Launching the Dialogue Kenya National Assembly Speaker, Moses Wetangula challenged the legislators to utilize the land resources from every country and deploy of Modern technology and mechanization in agriculture being among the solutions to ensure food security across the region and the entire Continent.
“Africa has already gone past 70 years of the continent’s independence, yet the people are still suffering from hunger,” Wetangula stated.
Wetangula appealed to the Food and Agriculture Organization of the United Nations to educate the masses that maize should not be regarded as the only food crop in Africa, as there are many other options such as millet, sorghum, cassava, potatoes and bananas.
The Eastern African Region is currently facing dire effects of drought, water shortages, though on the other hand again, the expected rainy season may bring along the El-Nino spell which could trigger weather related disasters.
Dr David Phiri, the regional representative of the Food and Agriculture Organization (FAO) said more than 135 million people in Africa are undernourished also close to 22 million Children are malnourished which is something that stakeholders need to take seriously and find solution for
“From the first meeting which we held in Arusha 2019 the Alliance has made tremendous achievement of food sustainable goals, a matter that has greatly enhanced food security in the region,” said Dr Phiri.
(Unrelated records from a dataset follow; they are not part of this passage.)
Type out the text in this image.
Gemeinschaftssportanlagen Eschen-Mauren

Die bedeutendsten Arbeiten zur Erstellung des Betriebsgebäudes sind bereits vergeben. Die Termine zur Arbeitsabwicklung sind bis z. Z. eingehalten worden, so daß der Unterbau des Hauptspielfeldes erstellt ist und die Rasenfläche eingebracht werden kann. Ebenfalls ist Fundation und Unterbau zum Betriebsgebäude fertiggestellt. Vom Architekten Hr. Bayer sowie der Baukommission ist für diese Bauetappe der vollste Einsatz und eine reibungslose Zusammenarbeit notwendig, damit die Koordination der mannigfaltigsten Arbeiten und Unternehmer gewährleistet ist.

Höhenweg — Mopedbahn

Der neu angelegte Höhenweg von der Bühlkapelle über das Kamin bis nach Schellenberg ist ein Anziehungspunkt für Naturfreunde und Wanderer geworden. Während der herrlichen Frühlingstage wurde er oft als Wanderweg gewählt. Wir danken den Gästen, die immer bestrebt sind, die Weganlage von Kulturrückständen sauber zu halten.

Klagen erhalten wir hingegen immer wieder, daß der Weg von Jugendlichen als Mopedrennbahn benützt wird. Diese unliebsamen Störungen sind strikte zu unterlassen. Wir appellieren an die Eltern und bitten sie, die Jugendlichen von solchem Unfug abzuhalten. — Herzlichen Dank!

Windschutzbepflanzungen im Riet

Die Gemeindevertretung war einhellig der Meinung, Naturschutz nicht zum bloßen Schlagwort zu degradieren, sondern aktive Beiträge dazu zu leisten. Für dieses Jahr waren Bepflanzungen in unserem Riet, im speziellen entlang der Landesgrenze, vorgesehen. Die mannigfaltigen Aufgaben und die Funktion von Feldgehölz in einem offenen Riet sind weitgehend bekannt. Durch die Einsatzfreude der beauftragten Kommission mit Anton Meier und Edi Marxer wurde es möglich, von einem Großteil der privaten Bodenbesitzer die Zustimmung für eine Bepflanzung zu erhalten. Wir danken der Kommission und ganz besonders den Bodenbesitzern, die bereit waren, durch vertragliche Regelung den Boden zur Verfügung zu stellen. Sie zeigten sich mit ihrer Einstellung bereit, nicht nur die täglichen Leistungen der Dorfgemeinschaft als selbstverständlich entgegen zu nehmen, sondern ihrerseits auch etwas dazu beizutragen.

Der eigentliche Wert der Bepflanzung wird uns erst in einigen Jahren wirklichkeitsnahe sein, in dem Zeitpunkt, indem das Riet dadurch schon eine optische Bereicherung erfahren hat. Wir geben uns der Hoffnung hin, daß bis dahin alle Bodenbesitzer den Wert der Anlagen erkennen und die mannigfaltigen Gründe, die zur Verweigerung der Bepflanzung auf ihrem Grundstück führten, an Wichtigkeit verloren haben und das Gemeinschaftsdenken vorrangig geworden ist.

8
In attendance were the Members of Parliaments from ten Eastern African nations, including Burundi, Djibouti, Eritrea, Ethiopia, Kenya, Rwanda, Somalia, South Sudan, Tanzania, and Uganda, as well the East Africa Legislative Assembly (EALA) and the Intergovernmental Authority on Development (IGAD).
Members of Parliaments (MPs) from eastern African nations established the Eastern Africa Parliamentary Alliance for Food Security and Nutrition (EAPA – FSN) in April 2019 during their meeting in Arusha, Tanzania.
It comprises of legislators from 11 countries: Burundi, Djibouti, Eritrea, Ethiopia, Kenya, Rwanda, Somalia, South Sudan, Sudan, Tanzania, and Uganda.
Both the East African Legislative Assembly (EALA) and the IGAD Inter-Parliamentary Union (IPU) are members of the Alliance. The Alliance is a sub-regional platform that promotes cross border sharing of experience and best practices for more advocacy work.
FAO has been supporting the organisation of their Annual General Assemblies that have been held in April 2019, October 2019, March 2020 and now 2023, to fast track the operationalisation of the Alliance, through the endorsement of the work plan and road map, which focus on the means by which food insecurity and malnutrition in the sub region can be significantly reduced.
“This year, the assembly has convened in Nairobi for a three-day retreat to explore legal issues and key parliamentary actions to foster linkages between climate actions and food systems transformation in Eastern Africa,” EAPA FSN Chairperson, Mr Adan Hassan stated.
EAPA FSN held its fourth General Assembly in December in Kigali where members lamented the fact that the Eastern Africa sub-region was the global hotspot for high levels of food insecurity and malnutrition.
Donatille Mukabalisa, Speaker of the Chamber of Deputies of Rwanda, underscored that the food security and nutrition situation of the region was concerning.